One of the group’s main concern was the DIS held suspects for over 48 hours for interviews. Established under the Intelligence and Security Service Act, the Directorate of Intelligence and Security (DIS) has powers to arrest with or without a warrant.

The group said the “DIS usually requests individuals to come in for an interview and has no powers to detain anyone beyond 48 hours; any overnight detention would take place in regular police stations.”

The Group was able to visit the DIS facilities in Sebele and received numerous testimonies from persons who have been taken there for interviewing, making it evident that individuals can be detained in the facility even if the detention does not last more than few hours.

Moreover, while arrest without a warrant is permissible only when there is a reasonable suspicion of a crime being committed, the evidence received indicates that arrests without a warrant are a rule rather than an exception, in contravention to article 9 of the Covenant.

Even short periods of detention constitute deprivation of liberty when a person is not free to leave at will and in all those instances when safeguards against arbitrary detention are violated, also such short periods may amount to arbitrary deprivation of liberty.
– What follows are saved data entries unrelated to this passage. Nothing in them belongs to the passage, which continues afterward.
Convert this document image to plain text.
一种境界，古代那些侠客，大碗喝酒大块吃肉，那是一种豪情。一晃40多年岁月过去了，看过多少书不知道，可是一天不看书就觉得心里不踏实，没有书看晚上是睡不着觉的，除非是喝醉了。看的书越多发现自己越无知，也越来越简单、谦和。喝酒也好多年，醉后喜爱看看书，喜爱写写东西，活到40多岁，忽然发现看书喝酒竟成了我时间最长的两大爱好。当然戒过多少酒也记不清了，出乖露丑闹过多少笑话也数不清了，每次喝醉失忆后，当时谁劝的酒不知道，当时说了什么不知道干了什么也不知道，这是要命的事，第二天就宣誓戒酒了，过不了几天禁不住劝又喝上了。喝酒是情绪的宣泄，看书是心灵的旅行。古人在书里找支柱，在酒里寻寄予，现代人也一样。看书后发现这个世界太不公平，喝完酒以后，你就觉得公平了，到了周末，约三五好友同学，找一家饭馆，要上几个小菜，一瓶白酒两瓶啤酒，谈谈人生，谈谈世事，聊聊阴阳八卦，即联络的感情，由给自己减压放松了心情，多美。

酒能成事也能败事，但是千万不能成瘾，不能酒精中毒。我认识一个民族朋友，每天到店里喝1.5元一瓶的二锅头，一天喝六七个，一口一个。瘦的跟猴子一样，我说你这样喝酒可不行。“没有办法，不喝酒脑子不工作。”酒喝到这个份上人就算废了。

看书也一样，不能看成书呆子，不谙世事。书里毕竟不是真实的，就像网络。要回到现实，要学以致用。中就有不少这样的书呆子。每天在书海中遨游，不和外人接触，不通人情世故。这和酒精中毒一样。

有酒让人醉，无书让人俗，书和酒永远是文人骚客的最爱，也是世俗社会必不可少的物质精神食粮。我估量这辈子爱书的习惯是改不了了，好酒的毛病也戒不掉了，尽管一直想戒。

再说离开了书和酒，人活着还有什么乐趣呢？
The group also learned of instances when persons were taken to DIS for interviewing without being given the possibility to notify their next of kin and that while individuals are allowed to consult their lawyers prior to being interviewed, lawyers are not allowed to be present during the interviews.

The UN Working Group on Arbitrary Detention mentioned they will continue engaging in the constructive dialogue with the Government of Botswana over the following months while they determine their final conclusions in relation to the country visit.